Was kostet es, wenn ein Auto nachts mit Vollgas durch eine Wohnsiedlung rast und mehrere Anwohner aus ihrem Schlaf reißt? Mal eine Nacht geweckt zu werden, ist kein Problem, aber Nacht für Nacht dauerhaftem Lärm ausgesetzt zu sein, ist gesundheitsgefährdend und damit auch ziemlich teuer.

Verkehrslärm zählt zu den so genannten externen Kosten, die nicht vom Verursacher getragen, sondern auf die Gesellschaft abgewälzt werden. Verkehr im Allgemeinen erzeugt jede Menge dieser externen Kosten: Unfälle und die Folgen; Abgase, die Gesundheit und Klima schädigen; der Verlust von Boden durch Versiegelung; Lärm mit seinen Folgen. An der Technischen Universität Dresden forscht Udo Becker, Professor für Verkehrsökologie an den Ausmaßen dieser Kosten. Für ein durchschnittliches deutsches Auto hat er mal nachgerechnet: „Der mittlere deutsche PKW verursacht jedes Jahr ungedeckte Kosten von 2200 Euro pro Jahr“. Der Anteil des Lärms an den Kosten hängt von verschiedenen Faktoren ab. Becker schätzt ihn zwischen 10 und 100 Euro pro Auto pro Jahr. Woher kommen diese Kosten? Immobilien, die an lauten Straßen, Bahntrassen oder in der Nähe von Flughäfen sind, in der Regel weniger wert. Hier zeigen zahlreiche Umfragen, dass Menschen weniger zu zahlen bereit sind, je lauter es an einer Immobilie ist. Schätzungen ergeben Kosten von ca. 40 Milliarden Euro pro Jahr durch den Wertverlust von Immobilien.

Gravierender sind allerdings die gesundheitlichen Auswirkungen von Lärm und die dadurch entstehenden medizinischen Behandlungskosten. Lärm begünstigt Herz-Kreislauf-Erkrankungen, die behandelt werden und neben dem nicht quanitifzierbaren Leid auch Kosten für die Betroffenen und die Krankenkassen haben: „Das sind massive Kosten, bei einem mittleren Auto rechnet man 10 bis 100 Euro Lärmkosten je Jahr und wenn sie besonders viel nachts fahren, und sie haben einen kaputten Auspuff, dann ist das auch mal ein 500 Euro Schein, den sie jedes Jahr an Kosten produzieren“, so Udo Becker. Die Grundlagen für diese konkreten Zahlen findet Udo Becker in öffentlichen Statistiken oder in Studien der deutschen Krankenkassen.

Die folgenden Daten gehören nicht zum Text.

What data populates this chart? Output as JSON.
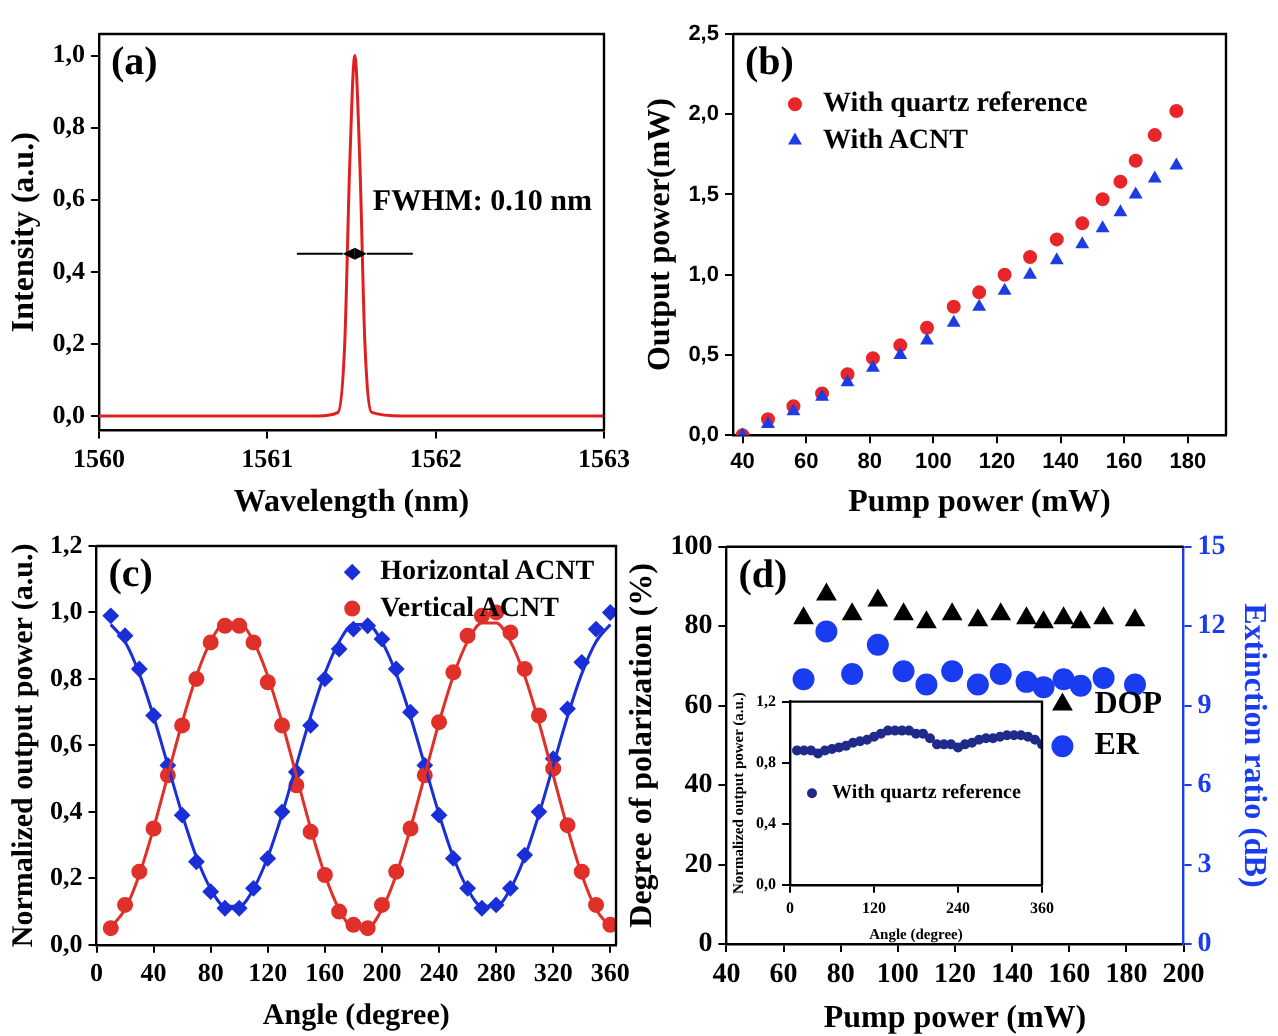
{
  "chart_data": [
    {
      "type": "line",
      "xlabel": "Wavelength (nm)",
      "ylabel": "Intensity (a.u.)",
      "annotations": [
        "(a)",
        {
          "text": "FWHM: 0.10 nm",
          "x": 1561.52,
          "y": 0.45
        }
      ],
      "x": [
        1560,
        1560.5,
        1561,
        1561.3,
        1561.42,
        1561.46,
        1561.49,
        1561.52,
        1561.55,
        1561.58,
        1561.62,
        1561.8,
        1562,
        1562.5,
        1563
      ],
      "values": [
        0.0,
        0.0,
        0.0,
        0.0,
        0.01,
        0.2,
        0.7,
        1.0,
        0.7,
        0.2,
        0.01,
        0.0,
        0.0,
        0.0,
        0.0
      ],
      "color": "#e02020",
      "line_style": "solid",
      "xlim": [
        1560,
        1563
      ],
      "ylim": [
        -0.04,
        1.06
      ],
      "xticks": [
        1560,
        1561,
        1562,
        1563
      ],
      "yticks": [
        {
          "value": 0,
          "label": "0,0"
        },
        {
          "value": 0.2,
          "label": "0,2"
        },
        {
          "value": 0.4,
          "label": "0,4"
        },
        {
          "value": 0.6,
          "label": "0,6"
        },
        {
          "value": 0.8,
          "label": "0,8"
        },
        {
          "value": 1,
          "label": "1,0"
        }
      ]
    },
    {
      "type": "scatter",
      "xlabel": "Pump power (mW)",
      "ylabel": "Output power(mW)",
      "annotations": [
        "(b)"
      ],
      "legend": "top left",
      "x": [
        40,
        48,
        56,
        65,
        73,
        81,
        89.6,
        98,
        106.4,
        114.4,
        122.4,
        130.4,
        138.8,
        146.8,
        153.2,
        158.8,
        163.6,
        169.6,
        176.4
      ],
      "series": [
        {
          "name": "With quartz reference",
          "color": "#e8262a",
          "marker": "circle",
          "values": [
            0.0,
            0.1,
            0.18,
            0.26,
            0.38,
            0.48,
            0.56,
            0.67,
            0.8,
            0.89,
            1.0,
            1.11,
            1.22,
            1.32,
            1.47,
            1.58,
            1.71,
            1.87,
            2.02
          ]
        },
        {
          "name": "With ACNT",
          "color": "#1e3ce6",
          "marker": "triangle",
          "values": [
            0.0,
            0.07,
            0.15,
            0.24,
            0.33,
            0.42,
            0.5,
            0.59,
            0.7,
            0.8,
            0.9,
            1.0,
            1.09,
            1.19,
            1.29,
            1.39,
            1.5,
            1.6,
            1.68
          ]
        }
      ],
      "xlim": [
        37,
        192
      ],
      "ylim": [
        0,
        2.5
      ],
      "xticks": [
        40,
        60,
        80,
        100,
        120,
        140,
        160,
        180
      ],
      "yticks": [
        {
          "value": 0,
          "label": "0,0"
        },
        {
          "value": 0.5,
          "label": "0,5"
        },
        {
          "value": 1,
          "label": "1,0"
        },
        {
          "value": 1.5,
          "label": "1,5"
        },
        {
          "value": 2,
          "label": "2,0"
        },
        {
          "value": 2.5,
          "label": "2,5"
        }
      ]
    },
    {
      "type": "scatter",
      "xlabel": "Angle (degree)",
      "ylabel": "Normalized output power (a.u.)",
      "annotations": [
        "(c)"
      ],
      "legend": "top right",
      "x": [
        10,
        20,
        30,
        40,
        50,
        60,
        70,
        80,
        90,
        100,
        110,
        120,
        130,
        140,
        150,
        160,
        170,
        180,
        190,
        200,
        210,
        220,
        230,
        240,
        250,
        260,
        270,
        280,
        290,
        300,
        310,
        320,
        330,
        340,
        350,
        360
      ],
      "series": [
        {
          "name": "Horizontal ACNT",
          "color": "#1a2fd8",
          "marker": "diamond",
          "values": [
            0.99,
            0.93,
            0.83,
            0.69,
            0.54,
            0.39,
            0.25,
            0.16,
            0.11,
            0.11,
            0.17,
            0.26,
            0.4,
            0.52,
            0.66,
            0.8,
            0.89,
            0.95,
            0.96,
            0.92,
            0.83,
            0.7,
            0.54,
            0.39,
            0.26,
            0.17,
            0.11,
            0.12,
            0.17,
            0.27,
            0.4,
            0.56,
            0.71,
            0.85,
            0.95,
            1.0
          ]
        },
        {
          "name": "Vertical ACNT",
          "color": "#e0302a",
          "marker": "circle",
          "values": [
            0.05,
            0.12,
            0.22,
            0.35,
            0.51,
            0.66,
            0.8,
            0.91,
            0.96,
            0.96,
            0.91,
            0.79,
            0.66,
            0.48,
            0.34,
            0.21,
            0.1,
            0.06,
            0.05,
            0.12,
            0.22,
            0.35,
            0.51,
            0.67,
            0.82,
            0.93,
            0.99,
            1.0,
            0.94,
            0.83,
            0.69,
            0.53,
            0.36,
            0.22,
            0.12,
            0.06
          ]
        },
        {
          "type": "line",
          "color": "#1a2fd8",
          "marker": "none",
          "x": [
            10,
            20,
            30,
            40,
            50,
            60,
            70,
            80,
            90,
            100,
            110,
            120,
            130,
            140,
            150,
            160,
            170,
            180,
            190,
            200,
            210,
            220,
            230,
            240,
            250,
            260,
            270,
            280,
            290,
            300,
            310,
            320,
            330,
            340,
            350,
            360
          ],
          "values": [
            0.964,
            0.912,
            0.816,
            0.687,
            0.54,
            0.393,
            0.264,
            0.168,
            0.116,
            0.116,
            0.168,
            0.264,
            0.393,
            0.54,
            0.687,
            0.816,
            0.912,
            0.964,
            0.964,
            0.912,
            0.816,
            0.687,
            0.54,
            0.393,
            0.264,
            0.168,
            0.116,
            0.116,
            0.168,
            0.264,
            0.393,
            0.54,
            0.687,
            0.816,
            0.912,
            0.964
          ]
        },
        {
          "type": "line",
          "color": "#e0302a",
          "marker": "none",
          "x": [
            10,
            20,
            30,
            40,
            50,
            60,
            70,
            80,
            90,
            100,
            110,
            120,
            130,
            140,
            150,
            160,
            170,
            180,
            190,
            200,
            210,
            220,
            230,
            240,
            250,
            260,
            270,
            280,
            290,
            300,
            310,
            320,
            330,
            340,
            350,
            360
          ],
          "values": [
            0.052,
            0.107,
            0.211,
            0.351,
            0.51,
            0.669,
            0.809,
            0.913,
            0.968,
            0.968,
            0.913,
            0.809,
            0.669,
            0.51,
            0.351,
            0.211,
            0.107,
            0.052,
            0.052,
            0.107,
            0.211,
            0.351,
            0.51,
            0.669,
            0.809,
            0.913,
            0.968,
            0.968,
            0.913,
            0.809,
            0.669,
            0.51,
            0.351,
            0.211,
            0.107,
            0.052
          ]
        }
      ],
      "xlim": [
        0,
        364
      ],
      "ylim": [
        0,
        1.2
      ],
      "xticks": [
        0,
        40,
        80,
        120,
        160,
        200,
        240,
        280,
        320,
        360
      ],
      "yticks": [
        {
          "value": 0,
          "label": "0,0"
        },
        {
          "value": 0.2,
          "label": "0,2"
        },
        {
          "value": 0.4,
          "label": "0,4"
        },
        {
          "value": 0.6,
          "label": "0,6"
        },
        {
          "value": 0.8,
          "label": "0,8"
        },
        {
          "value": 1,
          "label": "1,0"
        },
        {
          "value": 1.2,
          "label": "1,2"
        }
      ]
    },
    {
      "type": "scatter",
      "xlabel": "Pump power (mW)",
      "ylabel": "Degree of polarization (%)",
      "y2label": "Extinction ratio (dB)",
      "annotations": [
        "(d)"
      ],
      "legend": "right",
      "x": [
        67,
        75,
        84,
        93,
        102,
        110,
        119,
        128,
        136,
        145,
        151,
        158,
        164,
        172,
        183
      ],
      "series": [
        {
          "name": "DOP",
          "color": "#000000",
          "marker": "triangle",
          "values": [
            82,
            88,
            83,
            86.5,
            83,
            81,
            83,
            81.5,
            83,
            82,
            81,
            82,
            81,
            82,
            81.5
          ]
        },
        {
          "name": "ER",
          "color": "#1a3cf0",
          "marker": "circle",
          "axis": "y2",
          "values": [
            10.0,
            11.8,
            10.2,
            11.3,
            10.3,
            9.8,
            10.3,
            9.8,
            10.2,
            9.9,
            9.7,
            10.0,
            9.75,
            10.05,
            9.8
          ]
        }
      ],
      "xlim": [
        40,
        200
      ],
      "ylim": [
        0,
        100
      ],
      "y2lim": [
        0,
        15
      ],
      "xticks": [
        40,
        60,
        80,
        100,
        120,
        140,
        160,
        180,
        200
      ],
      "yticks": [
        0,
        20,
        40,
        60,
        80,
        100
      ],
      "y2ticks": [
        0,
        3,
        6,
        9,
        12,
        15
      ]
    },
    {
      "type": "scatter",
      "xlabel": "Angle (degree)",
      "ylabel": "Normalized output power (a.u.)",
      "legend": "left",
      "x": [
        10,
        20,
        30,
        40,
        50,
        60,
        70,
        80,
        90,
        100,
        110,
        120,
        130,
        140,
        150,
        160,
        170,
        180,
        190,
        200,
        210,
        220,
        230,
        240,
        250,
        260,
        270,
        280,
        290,
        300,
        310,
        320,
        330,
        340,
        350,
        360
      ],
      "series": [
        {
          "name": "With quartz reference",
          "color": "#1f2a8a",
          "marker": "circle",
          "values": [
            0.88,
            0.88,
            0.88,
            0.86,
            0.88,
            0.89,
            0.9,
            0.91,
            0.93,
            0.94,
            0.95,
            0.97,
            0.99,
            1.01,
            1.01,
            1.01,
            1.01,
            0.99,
            0.99,
            0.96,
            0.92,
            0.92,
            0.92,
            0.9,
            0.92,
            0.93,
            0.95,
            0.96,
            0.96,
            0.97,
            0.98,
            0.98,
            0.98,
            0.97,
            0.95,
            0.92
          ]
        }
      ],
      "xlim": [
        0,
        360
      ],
      "ylim": [
        0,
        1.2
      ],
      "xticks": [
        0,
        120,
        240,
        360
      ],
      "yticks": [
        {
          "value": 0,
          "label": "0,0"
        },
        {
          "value": 0.4,
          "label": "0,4"
        },
        {
          "value": 0.8,
          "label": "0,8"
        },
        {
          "value": 1.2,
          "label": "1,2"
        }
      ]
    }
  ]
}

Bei einem durchschnittlichen Auto rechnet man 10 bis 100 Euro Lärmkosten je Jahr.

Udo Becker - Professor für Verkehrsökologie

Die Kosten für Lärm und andere Umweltschäden will der Professor für Verkehrsökologie nicht dem einzelnen Autofahrer aufdrücken. Es geht ihm darum, die Verkehrsteilnehmer zu informieren: "Du verursachst hier Kosten, das ist nicht vollständig gedeckt. Überleg mal, was man ändern kann. Kannst du nicht mit dem Nachbarn fahren? Kannst du nicht in der Nähe einkaufen gehen? Kannst du nicht zwei Fahrten zusammenlegen? Würde das gemacht, würden Kosten nicht entstehen, für den Einzelnen und für die Gesellschaft nicht. Und damit die Menschen auch wirklich im Kopf richtig balancieren zwischen den Kosten und den Nutzen, da müsste es Preissignale geben."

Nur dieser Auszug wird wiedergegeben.